Feed me, see moreAll RSS feeds are not created equally. Without going too deep into the technicalities and politics of it, suffice to say the term RSS is one which several rival systems and methods of syndicating content have vied for the right to call their own over the years. Predictably this has led to some incompatibilities which, although largely ironed out (or papered over) by amendments here and collaborations there, for some very complicated reasons it’s a good idea to clean up the XML in your feed.
The only service I’ve ever used to do this, is feedburner.com. Simply put feedburner reads your RSS feed and parses it in such a way that enables you to control how your content is redistributed, without worrying about being compliant with the various flavours of RSS / Atom.

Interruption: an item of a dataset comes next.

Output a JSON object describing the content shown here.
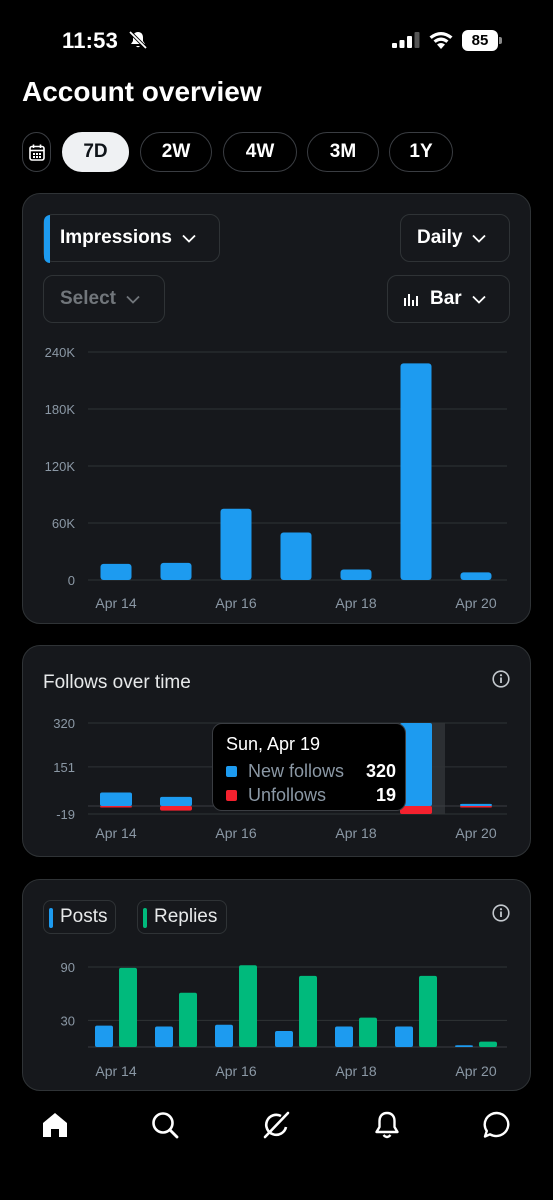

somewhat WAY beyond the scope of what I wanted this article to be about to list all of the reasons why it’s a good thing to use feedburner, but suffice to say the following are among the main reasons why signing up for their free service is recommended. You should also read up on the many articles available on their help forums, which will help you understand how RSS can help your site branch out even further.
- SmartCast – “..adds elements required for a richer, more detailed listing in iTunes Podcast Directory and sites using Yahoo Media RSS.”
- FeedFlare – Adds “e-mail this” and other quick link buttons for your readers to add your content to social bookmarking sites. Also includes easy ways of marking any licence restrictions you want to highlight on your content, such as Creative Commons.
- PingShot – Automatically notify all of the major blog indexing services when new content is available in your feed.
I hope that’s a decent primer on some of the tools I’ve used to clamber up the rankings. NOT that I am some sort of über-blogger with a billion million hits. I’m not saying that–but without wanting to blow my own trumpet (even though I am somewhat breaking my own rule of never blogging about blogging) I have done rather well in the last 3 months or so–and I enjoy passing on what I learn, as I learn it–and that’s what blogging is really all about.